Handling multiple files at the same time


I wish to replace some occurrence in a file and save it under a new file. The following does what I need, but it reads the entire file before making the substitution.
Is there a better way to do this ?

some_variable = "Oranges"

open("some_file", "r") do file
    global data = read(file, String)

data = replace(data, r"some text (?i)" => "$some_variable")

open("another_file", "w") do io
    println(io, data)

I’m using Julia 1.6.5 under Windows 7.


I think you should be able to nest open calls.

open("in.txt","r") do io_in
  open("out.txt","r") do io_out
   readline(io_in) |> print
   readline(io_out) |> print

you can also use open without a do block.

io_in = open("in.txt","r")
io_out = open("in.txt","w")
# do stuff

The implementation when using a function as a first argument or a do block looks like this:

function open(f::Function, args...; kwargs...)
    io = open(args...; kwargs...)

However, I am not sure if there is an implementation of replace that acts on data streams.

1 Like

Assuming that you can do your replacements on a line by line basis, something like this should work:

open("another_file", "w") do out
    for line in eachline("some_file")
        println(out, replace(line, r"some text (?i)" => "$some_variable"))

If you have very large files it’s probably better to read larger blocks than a line at a time, but you need to arrange it so the things you replace are not split between blocks.

Possibly of help, this is some production code of mine which solves the easier task of determining whether two files are identical.

block_size = 2 ^ 20
open(file.reference, "r") do reference
    open(file.filename, "r") do file
        while true
            reference_block = read(reference, block_size)
            file_block = read(file, block_size)
            reference_block == file_block || return false
            length(reference_block) < block_size && return true

I also found BufferedStreams.jl. This might implement some useful functionality such as anchoring a stream.
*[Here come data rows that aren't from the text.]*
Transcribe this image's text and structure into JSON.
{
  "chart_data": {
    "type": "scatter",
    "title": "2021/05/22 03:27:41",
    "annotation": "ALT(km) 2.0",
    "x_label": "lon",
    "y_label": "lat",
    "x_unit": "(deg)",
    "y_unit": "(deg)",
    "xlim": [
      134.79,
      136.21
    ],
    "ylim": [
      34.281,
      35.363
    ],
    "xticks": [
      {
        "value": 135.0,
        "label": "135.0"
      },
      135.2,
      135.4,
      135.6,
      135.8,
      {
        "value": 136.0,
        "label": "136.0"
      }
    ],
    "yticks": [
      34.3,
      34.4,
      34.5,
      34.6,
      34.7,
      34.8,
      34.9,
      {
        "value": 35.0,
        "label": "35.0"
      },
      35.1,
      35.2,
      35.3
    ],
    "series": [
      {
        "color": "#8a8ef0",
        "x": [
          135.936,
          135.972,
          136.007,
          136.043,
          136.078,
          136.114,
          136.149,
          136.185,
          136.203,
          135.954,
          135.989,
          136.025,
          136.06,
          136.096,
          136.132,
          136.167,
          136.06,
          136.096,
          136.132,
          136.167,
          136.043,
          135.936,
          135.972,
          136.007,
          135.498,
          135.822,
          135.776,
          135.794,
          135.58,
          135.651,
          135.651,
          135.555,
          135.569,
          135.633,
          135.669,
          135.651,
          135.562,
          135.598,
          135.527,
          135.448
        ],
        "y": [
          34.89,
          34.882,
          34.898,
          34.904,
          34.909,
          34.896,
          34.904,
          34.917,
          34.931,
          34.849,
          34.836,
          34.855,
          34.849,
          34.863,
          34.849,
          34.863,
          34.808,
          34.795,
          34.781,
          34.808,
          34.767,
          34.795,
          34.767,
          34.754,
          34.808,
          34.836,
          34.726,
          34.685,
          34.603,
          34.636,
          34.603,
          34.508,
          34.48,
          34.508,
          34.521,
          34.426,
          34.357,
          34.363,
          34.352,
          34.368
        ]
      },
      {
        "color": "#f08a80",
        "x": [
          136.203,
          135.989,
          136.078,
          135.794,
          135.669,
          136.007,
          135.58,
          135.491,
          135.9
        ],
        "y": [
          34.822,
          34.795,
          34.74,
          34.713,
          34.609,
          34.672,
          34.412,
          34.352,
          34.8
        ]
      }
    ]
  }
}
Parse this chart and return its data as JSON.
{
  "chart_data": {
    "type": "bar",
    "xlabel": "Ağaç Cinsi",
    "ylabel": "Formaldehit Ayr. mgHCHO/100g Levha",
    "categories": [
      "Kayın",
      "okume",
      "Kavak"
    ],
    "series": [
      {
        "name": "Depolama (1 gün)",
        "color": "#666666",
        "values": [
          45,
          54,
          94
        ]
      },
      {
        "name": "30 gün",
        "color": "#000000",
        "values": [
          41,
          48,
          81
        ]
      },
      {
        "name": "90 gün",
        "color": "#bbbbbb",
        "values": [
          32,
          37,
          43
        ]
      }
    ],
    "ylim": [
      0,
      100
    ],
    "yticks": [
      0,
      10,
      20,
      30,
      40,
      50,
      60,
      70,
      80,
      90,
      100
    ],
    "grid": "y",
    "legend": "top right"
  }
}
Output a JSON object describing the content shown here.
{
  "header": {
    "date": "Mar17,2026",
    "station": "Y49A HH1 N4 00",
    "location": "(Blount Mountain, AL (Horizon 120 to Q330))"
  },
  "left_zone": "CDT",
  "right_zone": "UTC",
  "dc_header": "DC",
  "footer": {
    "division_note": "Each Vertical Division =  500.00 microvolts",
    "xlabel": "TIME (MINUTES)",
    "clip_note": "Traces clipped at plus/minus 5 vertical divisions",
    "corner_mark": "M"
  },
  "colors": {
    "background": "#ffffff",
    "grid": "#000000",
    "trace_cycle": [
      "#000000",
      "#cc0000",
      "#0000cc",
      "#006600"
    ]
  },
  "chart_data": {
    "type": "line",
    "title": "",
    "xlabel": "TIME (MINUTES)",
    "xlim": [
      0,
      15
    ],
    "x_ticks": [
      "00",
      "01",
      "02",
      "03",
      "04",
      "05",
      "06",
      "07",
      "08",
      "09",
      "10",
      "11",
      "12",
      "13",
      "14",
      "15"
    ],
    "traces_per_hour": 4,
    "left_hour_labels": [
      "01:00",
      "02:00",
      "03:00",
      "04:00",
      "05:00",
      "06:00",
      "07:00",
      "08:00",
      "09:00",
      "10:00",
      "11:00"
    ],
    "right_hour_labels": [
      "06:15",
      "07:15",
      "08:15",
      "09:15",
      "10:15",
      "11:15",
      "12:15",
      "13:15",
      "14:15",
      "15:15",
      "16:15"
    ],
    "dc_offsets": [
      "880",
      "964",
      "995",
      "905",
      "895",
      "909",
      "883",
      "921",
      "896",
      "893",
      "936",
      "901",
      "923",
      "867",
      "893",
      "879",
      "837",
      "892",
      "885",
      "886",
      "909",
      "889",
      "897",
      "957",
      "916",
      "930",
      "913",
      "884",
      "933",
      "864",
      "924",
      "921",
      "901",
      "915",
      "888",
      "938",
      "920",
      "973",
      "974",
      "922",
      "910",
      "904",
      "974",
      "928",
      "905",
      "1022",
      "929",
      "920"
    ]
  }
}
Also if the content you want to replace starts with a constant sequence readuntil might be useful.

Thank you all for your answers !

So, if I need a a line by line replacement, something like this would be good?

some_variable = "Oranges"

open("some_output_file", "w") do file_out
open("some_intput_file", "r") do file_in
    while !eof(file_in)
        readline(file_in) |> data -> replace(data, r"some text (?i)" => "$some_variable") |> data -> do_other_stuff(data) |> data -> println(file_out, data)

And I can optimize by using either readuntil(data, "prefix") for text data, or by specifying a bigger block size for binary data and pass it to the read function.

@feanor12 what is “anchoring a stream” ?

And a last question, when I try to put the pipe operator on a new line I get the following error:

     |> data -> replace(data, r"some text (?i)" => "$some_variable")
     |> data -> do_other_stuff(data) 
     |> data -> println(file_out, data)
ERROR: syntax: "|>" is not a unary operator

Is there a possibility to put the pipe operator in a newline, so if I have several operations, or a lot of parameter it improves code readability ?

There is a descriptions of anchors that can be found here : Input Streams · BufferedStreams

Basically it marks a specific part of the stream that is kept in the buffer even when it is refilled. This makes it easier to deal with partial matches.

To improve the pipe problem there are different packages like Chain.jl, Pipe.jl or Lazy.jl, but if you put |> at the end of the lines it should work.